Call comes from Madrid meeting of female legislators

  • Women in Latin America hold just over 1 in 5 seats in lower (or single) legislative chambers and nearly 22% of cabinet seats in the region, a big increase from the 9% of governments in the 1990s.
  • But at the current rate of growth, it will be 2052 before women hold 40% of all parliamentary seats, said Rebeca Grynspan, the Latin America and Caribbean regional director for the United Nations Development Programme.
  • Instead, a meeting in Madrid of 60 female legislators from 20 Latin American and Caribbean countries called for national laws that require that women receive at least a certain number of public positions.
  • 11 of those 20 countries have quota laws, and in those countries women make up 20.5% of lawmakers; in the other nine countries they hold only 14% of seats.

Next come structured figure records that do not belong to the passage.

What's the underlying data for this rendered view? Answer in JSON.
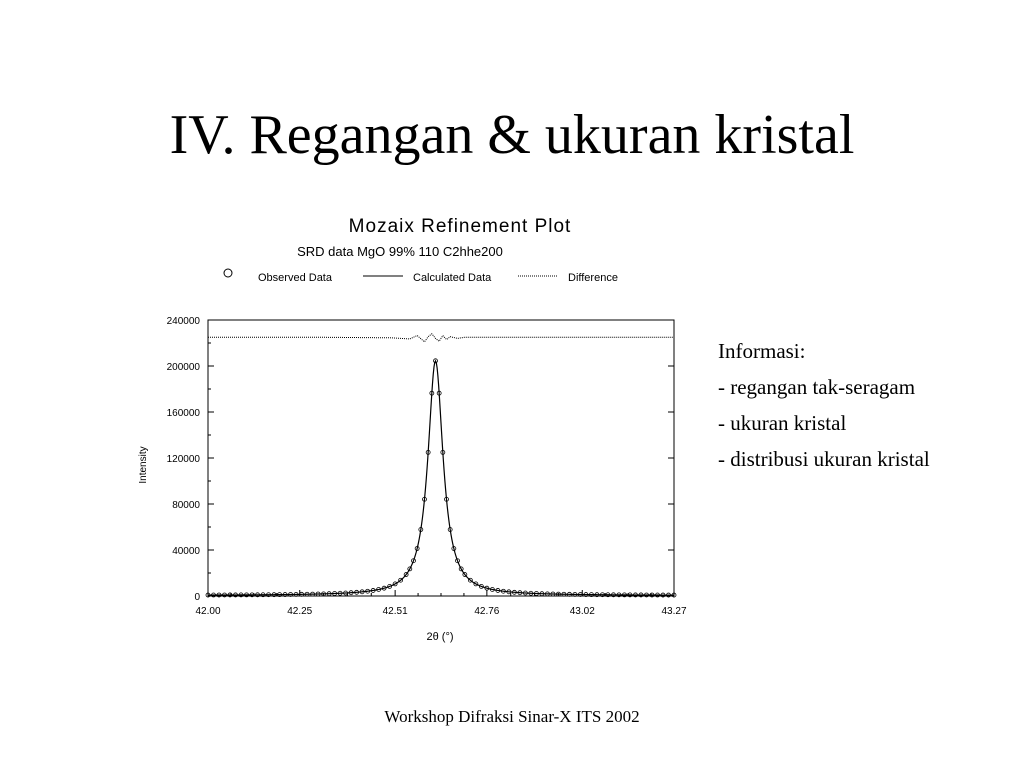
{
  "slide": {
    "title": "IV. Regangan & ukuran kristal",
    "footer": "Workshop Difraksi Sinar-X ITS 2002",
    "info": {
      "heading": "Informasi:",
      "items": [
        "- regangan tak-seragam",
        "- ukuran kristal",
        "- distribusi ukuran kristal"
      ]
    }
  },
  "chart_data": {
    "type": "line",
    "title": "Mozaix Refinement Plot",
    "subtitle": "SRD data MgO 99% 110 C2hhe200",
    "xlabel": "2θ (°)",
    "ylabel": "Intensity",
    "xlim": [
      42.0,
      43.27
    ],
    "ylim": [
      0,
      240000
    ],
    "x_ticks": [
      "42.00",
      "42.25",
      "42.51",
      "42.76",
      "43.02",
      "43.27"
    ],
    "y_ticks": [
      "0",
      "40000",
      "80000",
      "120000",
      "160000",
      "200000",
      "240000"
    ],
    "legend": {
      "placement": "top",
      "entries": [
        "Observed Data",
        "Calculated Data",
        "Difference"
      ]
    },
    "colors": {
      "line": "#000000",
      "marker": "#000000"
    },
    "peak": {
      "center": 42.62,
      "height": 204000,
      "half_width": 0.025
    },
    "difference_offset": 225000,
    "observed_x": [
      42.0,
      42.015,
      42.03,
      42.045,
      42.06,
      42.075,
      42.09,
      42.105,
      42.12,
      42.135,
      42.15,
      42.165,
      42.18,
      42.195,
      42.21,
      42.225,
      42.24,
      42.255,
      42.27,
      42.285,
      42.3,
      42.315,
      42.33,
      42.345,
      42.36,
      42.375,
      42.39,
      42.405,
      42.42,
      42.435,
      42.45,
      42.465,
      42.48,
      42.495,
      42.51,
      42.525,
      42.54,
      42.55,
      42.56,
      42.57,
      42.58,
      42.59,
      42.6,
      42.61,
      42.62,
      42.63,
      42.64,
      42.65,
      42.66,
      42.67,
      42.68,
      42.69,
      42.7,
      42.715,
      42.73,
      42.745,
      42.76,
      42.775,
      42.79,
      42.805,
      42.82,
      42.835,
      42.85,
      42.865,
      42.88,
      42.895,
      42.91,
      42.925,
      42.94,
      42.955,
      42.97,
      42.985,
      43.0,
      43.015,
      43.03,
      43.045,
      43.06,
      43.075,
      43.09,
      43.105,
      43.12,
      43.135,
      43.15,
      43.165,
      43.18,
      43.195,
      43.21,
      43.225,
      43.24,
      43.255,
      43.27
    ],
    "difference_x": [
      42.0,
      42.3,
      42.5,
      42.55,
      42.57,
      42.59,
      42.6,
      42.61,
      42.62,
      42.63,
      42.64,
      42.65,
      42.66,
      42.68,
      42.7,
      42.75,
      43.27
    ],
    "difference_y": [
      225000,
      225000,
      224500,
      223500,
      226500,
      221000,
      225500,
      228000,
      224000,
      221500,
      226500,
      223000,
      225500,
      224000,
      225000,
      225000,
      225000
    ]
  }
}
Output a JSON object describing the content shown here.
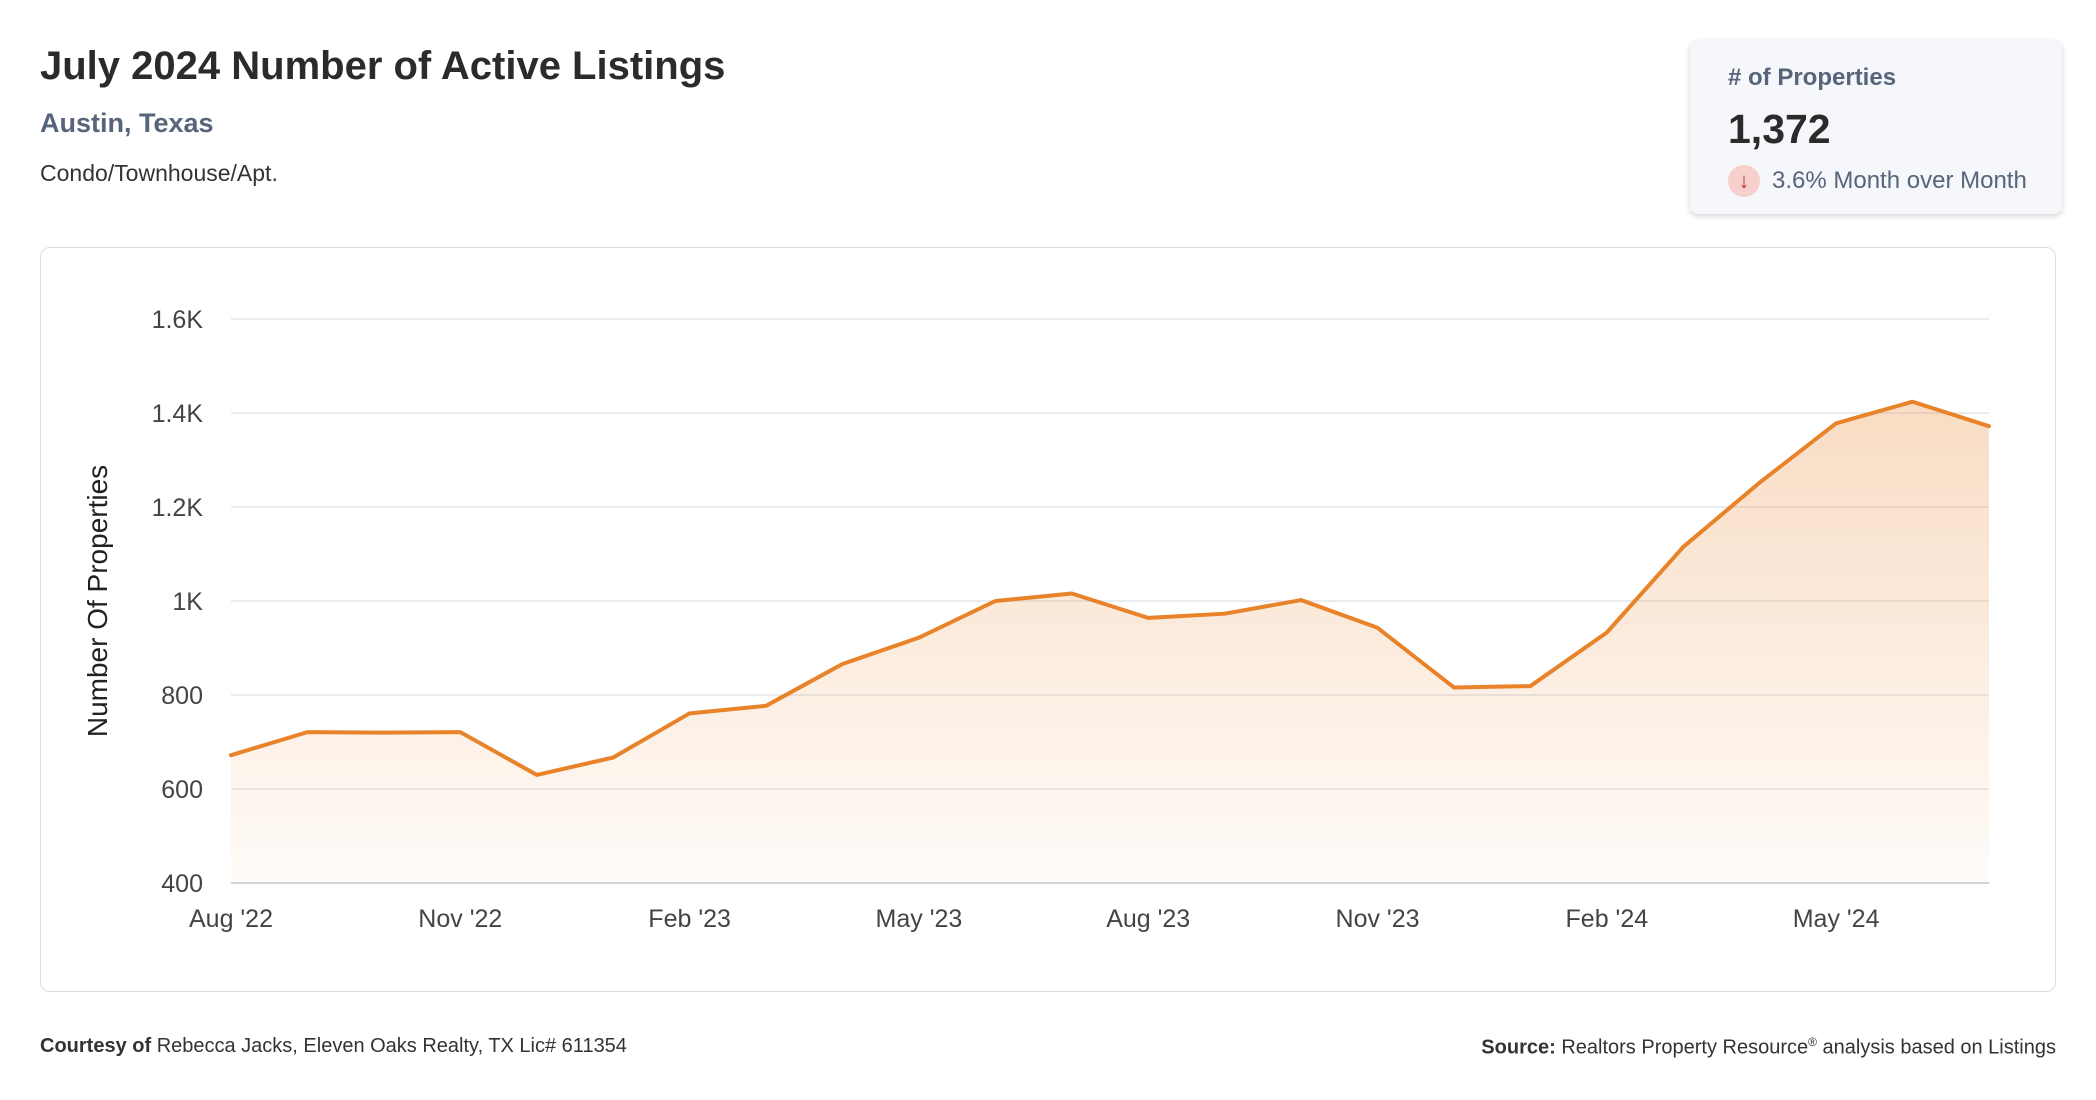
{
  "header": {
    "title": "July 2024 Number of Active Listings",
    "location": "Austin, Texas",
    "property_type": "Condo/Townhouse/Apt."
  },
  "kpi": {
    "label": "# of Properties",
    "value": "1,372",
    "change": "3.6% Month over Month",
    "direction_icon": "arrow-down-icon",
    "change_color": "#c0392b"
  },
  "footer": {
    "courtesy_label": "Courtesy of",
    "courtesy_text": "Rebecca Jacks, Eleven Oaks Realty, TX Lic# 611354",
    "source_label": "Source:",
    "source_text_1": "Realtors Property Resource",
    "source_mark": "®",
    "source_text_2": "analysis based on Listings"
  },
  "chart_data": {
    "type": "area",
    "title": "",
    "xlabel": "",
    "ylabel": "Number Of Properties",
    "ylim": [
      400,
      1600
    ],
    "yticks": [
      400,
      600,
      800,
      1000,
      1200,
      1400,
      1600
    ],
    "ytick_labels": [
      "400",
      "600",
      "800",
      "1K",
      "1.2K",
      "1.4K",
      "1.6K"
    ],
    "x": [
      "2022-08",
      "2022-09",
      "2022-10",
      "2022-11",
      "2022-12",
      "2023-01",
      "2023-02",
      "2023-03",
      "2023-04",
      "2023-05",
      "2023-06",
      "2023-07",
      "2023-08",
      "2023-09",
      "2023-10",
      "2023-11",
      "2023-12",
      "2024-01",
      "2024-02",
      "2024-03",
      "2024-04",
      "2024-05",
      "2024-06",
      "2024-07"
    ],
    "xtick_labels": [
      "Aug '22",
      "",
      "",
      "Nov '22",
      "",
      "",
      "Feb '23",
      "",
      "",
      "May '23",
      "",
      "",
      "Aug '23",
      "",
      "",
      "Nov '23",
      "",
      "",
      "Feb '24",
      "",
      "",
      "May '24",
      "",
      ""
    ],
    "series": [
      {
        "values": [
          672,
          721,
          720,
          721,
          630,
          667,
          761,
          777,
          866,
          922,
          1000,
          1016,
          964,
          973,
          1002,
          943,
          816,
          819,
          933,
          1115,
          1252,
          1378,
          1424,
          1372
        ]
      }
    ],
    "line_color": "#e8832a",
    "grid": true,
    "legend": "none"
  }
}
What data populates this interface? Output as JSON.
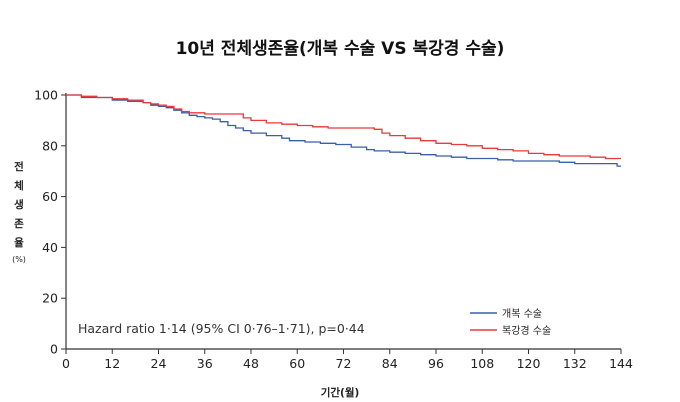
{
  "chart_data": {
    "type": "line",
    "title": "10년 전체생존율(개복 수술 VS 복강경 수술)",
    "ylabel_chars": [
      "전",
      "체",
      "생",
      "존",
      "율"
    ],
    "ylabel_unit": "(%)",
    "xlabel": "기간(월)",
    "xlim": [
      0,
      144
    ],
    "ylim": [
      0,
      100
    ],
    "xticks": [
      0,
      12,
      24,
      36,
      48,
      60,
      72,
      84,
      96,
      108,
      120,
      132,
      144
    ],
    "yticks": [
      0,
      20,
      40,
      60,
      80,
      100
    ],
    "annotation": "Hazard ratio 1·14 (95% CI 0·76–1·71), p=0·44",
    "legend_position": "bottom-right",
    "series": [
      {
        "name": "개복 수술",
        "color": "#3a5fa6",
        "x": [
          0,
          4,
          8,
          12,
          16,
          20,
          22,
          24,
          26,
          28,
          30,
          32,
          34,
          36,
          38,
          40,
          42,
          44,
          46,
          48,
          52,
          56,
          58,
          62,
          66,
          70,
          74,
          78,
          80,
          84,
          88,
          92,
          96,
          100,
          104,
          108,
          112,
          116,
          120,
          124,
          128,
          132,
          136,
          140,
          143,
          144
        ],
        "y": [
          100,
          99,
          99,
          98,
          97.5,
          97,
          96,
          95.5,
          95,
          94,
          93,
          92,
          91.5,
          91,
          90.5,
          89.5,
          88,
          87,
          86,
          85,
          84,
          83,
          82,
          81.5,
          81,
          80.5,
          79.5,
          78.5,
          78,
          77.5,
          77,
          76.5,
          76,
          75.5,
          75,
          75,
          74.5,
          74,
          74,
          74,
          73.5,
          73,
          73,
          73,
          72,
          72
        ]
      },
      {
        "name": "복강경 수술",
        "color": "#e83a3a",
        "x": [
          0,
          4,
          8,
          12,
          16,
          20,
          22,
          24,
          26,
          28,
          30,
          32,
          36,
          40,
          44,
          46,
          48,
          52,
          56,
          60,
          64,
          68,
          72,
          76,
          80,
          82,
          84,
          88,
          92,
          96,
          100,
          104,
          108,
          112,
          116,
          120,
          124,
          128,
          132,
          136,
          140,
          144
        ],
        "y": [
          100,
          99.5,
          99,
          98.5,
          98,
          97,
          96.5,
          96,
          95.5,
          94.5,
          93.5,
          93,
          92.5,
          92.5,
          92.5,
          91,
          90,
          89,
          88.5,
          88,
          87.5,
          87,
          87,
          87,
          86.5,
          85,
          84,
          83,
          82,
          81,
          80.5,
          80,
          79,
          78.5,
          78,
          77,
          76.5,
          76,
          76,
          75.5,
          75,
          75
        ]
      }
    ]
  }
}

  • Cuba has the largest share of women legislators, at 49%, Argentina has 40% and Costa Rica about 37%. By contrast, only 8.4% of Colombian lawmakers are women, and Panama is close at 8.5% and Brazil at 9%. Fewer than 1 in 8 members of Parliament in Guatemala are women.
  • But across the region, only 6% of mayors are women.
  • The conference, “Towards a Political Agenda for Gender Equality in Latin America and the Caribbean”, also included 20 female lawmakers from Spain. In Spain, the cabinet is 50% female, and at least 40% of parliamentary candidates must be women.